I spoke to my Neurologist and got as much information from him about MS, what triggered it, what could I do to prevent an attack, what should or shouldn’t I do in my daily day to day actions to help me stay symptom free. The doctor obliged with as much information as possible, I took many notes and made lists of things he recommended I should avoid in order to “manage the symptoms” as best as possible. Following this course of action would have limited my ability to live life without restriction and there was no guarantee that it would help prevent symptoms from manifesting. I was fortunate that the on set of my symptoms were mild, it helped me make a clear decision about what I was going to do. I remember thinking as I looked as the list of things I should or should not do, that I feel good enough to do almost everything I normally do, why should I live in fear of what might happen.
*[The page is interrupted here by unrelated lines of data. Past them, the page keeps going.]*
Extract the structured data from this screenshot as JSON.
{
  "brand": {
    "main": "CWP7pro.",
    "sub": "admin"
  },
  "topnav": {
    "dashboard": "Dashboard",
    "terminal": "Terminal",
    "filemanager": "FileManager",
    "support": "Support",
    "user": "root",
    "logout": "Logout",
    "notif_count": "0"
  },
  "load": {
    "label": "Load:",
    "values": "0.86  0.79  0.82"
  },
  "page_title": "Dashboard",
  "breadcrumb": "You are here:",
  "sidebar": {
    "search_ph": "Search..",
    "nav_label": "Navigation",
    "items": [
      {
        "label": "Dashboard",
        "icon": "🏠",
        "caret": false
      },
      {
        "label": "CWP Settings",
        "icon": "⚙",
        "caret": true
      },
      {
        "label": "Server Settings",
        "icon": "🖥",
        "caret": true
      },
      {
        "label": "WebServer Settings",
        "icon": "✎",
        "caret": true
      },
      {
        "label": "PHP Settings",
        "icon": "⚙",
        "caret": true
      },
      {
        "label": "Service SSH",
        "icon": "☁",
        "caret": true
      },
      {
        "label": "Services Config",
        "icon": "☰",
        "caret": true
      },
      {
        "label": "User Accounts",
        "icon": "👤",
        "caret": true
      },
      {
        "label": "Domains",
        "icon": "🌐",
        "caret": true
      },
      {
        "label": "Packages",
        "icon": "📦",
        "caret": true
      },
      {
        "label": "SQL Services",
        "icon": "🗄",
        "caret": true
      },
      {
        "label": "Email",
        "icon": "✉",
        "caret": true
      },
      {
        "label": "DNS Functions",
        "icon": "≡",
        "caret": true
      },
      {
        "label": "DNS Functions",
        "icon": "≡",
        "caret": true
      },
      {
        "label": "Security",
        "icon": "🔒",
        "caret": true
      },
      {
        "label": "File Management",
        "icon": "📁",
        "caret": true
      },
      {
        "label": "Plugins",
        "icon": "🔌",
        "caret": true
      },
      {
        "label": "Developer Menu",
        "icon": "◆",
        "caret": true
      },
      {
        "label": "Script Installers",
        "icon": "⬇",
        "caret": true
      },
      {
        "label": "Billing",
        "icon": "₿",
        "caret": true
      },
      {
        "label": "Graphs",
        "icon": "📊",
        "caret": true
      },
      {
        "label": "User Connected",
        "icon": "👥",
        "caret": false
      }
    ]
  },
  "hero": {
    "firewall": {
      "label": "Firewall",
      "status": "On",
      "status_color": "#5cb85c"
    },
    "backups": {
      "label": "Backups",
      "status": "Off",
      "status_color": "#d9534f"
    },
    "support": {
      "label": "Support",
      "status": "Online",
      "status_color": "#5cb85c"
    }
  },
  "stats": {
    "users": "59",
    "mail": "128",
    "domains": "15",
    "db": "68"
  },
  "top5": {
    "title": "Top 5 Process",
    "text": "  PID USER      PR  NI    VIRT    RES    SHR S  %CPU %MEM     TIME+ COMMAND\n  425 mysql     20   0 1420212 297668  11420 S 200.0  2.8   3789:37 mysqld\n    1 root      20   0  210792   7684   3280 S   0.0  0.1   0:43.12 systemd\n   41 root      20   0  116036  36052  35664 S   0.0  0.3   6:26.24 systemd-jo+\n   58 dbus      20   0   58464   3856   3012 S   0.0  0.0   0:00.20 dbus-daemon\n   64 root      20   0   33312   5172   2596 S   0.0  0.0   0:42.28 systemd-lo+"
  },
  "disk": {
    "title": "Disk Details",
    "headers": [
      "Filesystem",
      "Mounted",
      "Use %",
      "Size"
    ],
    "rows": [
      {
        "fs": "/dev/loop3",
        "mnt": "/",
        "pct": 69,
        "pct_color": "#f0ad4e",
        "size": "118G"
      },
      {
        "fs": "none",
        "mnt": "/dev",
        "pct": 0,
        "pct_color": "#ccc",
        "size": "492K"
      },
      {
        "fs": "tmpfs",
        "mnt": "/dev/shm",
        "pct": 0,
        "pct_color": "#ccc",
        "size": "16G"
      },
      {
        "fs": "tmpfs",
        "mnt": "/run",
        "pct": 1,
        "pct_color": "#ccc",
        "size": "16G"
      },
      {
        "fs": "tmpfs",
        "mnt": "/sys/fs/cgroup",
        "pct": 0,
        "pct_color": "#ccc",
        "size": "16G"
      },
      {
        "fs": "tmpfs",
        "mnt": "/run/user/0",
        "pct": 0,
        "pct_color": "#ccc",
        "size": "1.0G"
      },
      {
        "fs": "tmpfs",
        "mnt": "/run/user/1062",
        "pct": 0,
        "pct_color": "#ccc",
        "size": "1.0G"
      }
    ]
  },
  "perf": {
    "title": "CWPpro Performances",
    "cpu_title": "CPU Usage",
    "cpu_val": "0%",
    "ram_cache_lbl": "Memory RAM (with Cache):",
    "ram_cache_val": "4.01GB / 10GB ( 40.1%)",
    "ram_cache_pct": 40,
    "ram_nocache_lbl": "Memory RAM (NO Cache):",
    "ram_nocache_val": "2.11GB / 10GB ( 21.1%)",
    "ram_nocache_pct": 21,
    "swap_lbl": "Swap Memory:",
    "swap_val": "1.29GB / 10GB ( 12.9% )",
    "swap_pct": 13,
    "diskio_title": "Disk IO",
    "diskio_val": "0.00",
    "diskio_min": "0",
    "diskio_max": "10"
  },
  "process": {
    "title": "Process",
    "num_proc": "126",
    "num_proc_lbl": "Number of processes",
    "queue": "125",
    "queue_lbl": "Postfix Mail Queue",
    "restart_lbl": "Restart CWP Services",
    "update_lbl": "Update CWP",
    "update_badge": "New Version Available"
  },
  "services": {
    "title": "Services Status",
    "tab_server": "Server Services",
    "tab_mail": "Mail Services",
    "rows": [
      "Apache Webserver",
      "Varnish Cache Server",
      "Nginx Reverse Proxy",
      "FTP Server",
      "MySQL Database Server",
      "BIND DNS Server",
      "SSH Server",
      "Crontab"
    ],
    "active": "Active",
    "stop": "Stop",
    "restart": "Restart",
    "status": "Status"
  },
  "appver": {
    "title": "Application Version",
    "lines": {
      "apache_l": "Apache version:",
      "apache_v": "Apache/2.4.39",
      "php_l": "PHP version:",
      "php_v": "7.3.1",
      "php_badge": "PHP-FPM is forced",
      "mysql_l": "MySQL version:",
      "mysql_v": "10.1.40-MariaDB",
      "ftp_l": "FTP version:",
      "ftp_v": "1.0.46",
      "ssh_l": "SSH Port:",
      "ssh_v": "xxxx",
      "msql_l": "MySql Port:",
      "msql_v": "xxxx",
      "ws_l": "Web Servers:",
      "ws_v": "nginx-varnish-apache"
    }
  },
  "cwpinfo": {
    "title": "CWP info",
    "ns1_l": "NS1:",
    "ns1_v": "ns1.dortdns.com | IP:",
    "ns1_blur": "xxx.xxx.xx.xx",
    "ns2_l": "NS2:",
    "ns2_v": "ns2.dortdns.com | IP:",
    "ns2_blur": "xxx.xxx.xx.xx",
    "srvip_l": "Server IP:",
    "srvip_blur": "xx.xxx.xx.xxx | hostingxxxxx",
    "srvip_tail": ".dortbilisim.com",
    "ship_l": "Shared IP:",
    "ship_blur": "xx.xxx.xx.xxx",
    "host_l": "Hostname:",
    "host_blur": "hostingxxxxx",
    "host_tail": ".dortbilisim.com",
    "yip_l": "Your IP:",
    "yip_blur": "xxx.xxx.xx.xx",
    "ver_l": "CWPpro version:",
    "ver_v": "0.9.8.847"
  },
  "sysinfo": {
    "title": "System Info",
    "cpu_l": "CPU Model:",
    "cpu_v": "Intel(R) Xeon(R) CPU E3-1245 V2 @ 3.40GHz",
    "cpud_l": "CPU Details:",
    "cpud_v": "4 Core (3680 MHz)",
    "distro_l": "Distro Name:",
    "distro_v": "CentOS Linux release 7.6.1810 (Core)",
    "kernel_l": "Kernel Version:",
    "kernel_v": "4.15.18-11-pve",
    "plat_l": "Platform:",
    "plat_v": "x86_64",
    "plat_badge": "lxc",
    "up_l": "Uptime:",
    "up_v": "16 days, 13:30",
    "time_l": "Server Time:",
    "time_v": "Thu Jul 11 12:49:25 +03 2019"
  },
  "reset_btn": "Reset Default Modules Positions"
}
I asked myself “why should I not take advantage of what I am capable of today?” “Why should I be a victim when I could take responsibility for my decisions?” I played a victim for most of my life: would it really benefit me to continue, or should I finally take responsibility for owning my health and well being. For once I decided to take the unknown path, one that would bring many challenges for it went against every belief system and acted upon in the past. I took Cindy’s advice not to take the drug recommended for my illness; I started the course of action to naturally treat MS naturally, I was still scarred of what might happen to me, of how my MS symptoms would progress, but I never waved from that decision. I own a great deal of gratitude for Cindy’s friendship and support.
I slowly changed my diet and started to eat clean and healthy foods, I took supplements, which were recommended for MS. The decision was a lot easier than putting it into action, but I gradually starting including more and more healthy choices into my daily lifestyle. I became less depressed and my outlook on life improved. With each step achieved with success, the more disciplined and focused I became. I developed a passion for learning. For the first two years my symptoms remained mild and slowly the time between outbreaks lengthened. And then they stopped. That was 18 years ago.
Since my diagnosis I have graduated from The Swedish Institute For Massage Therapy in New York City and been licensed by New York State as a Massage Therapist. In the past 15 years I have worked with over a thousand clients privately, in New York’s finest Hotels and abroad. I have taught Massage Therapy classes and prepared students for a career in massage therapy at a New York State accredited school. I been certified as a Personal Trainer by ISSA and an instructor by TRX and have worked with clients in New York City and Germany. And recently, I have obtained my certification as a Life Coach from The Certified Coaching Foundation. All of this might not have been possible if I would have not made the decision to take ownership of my health in the winter of 1993.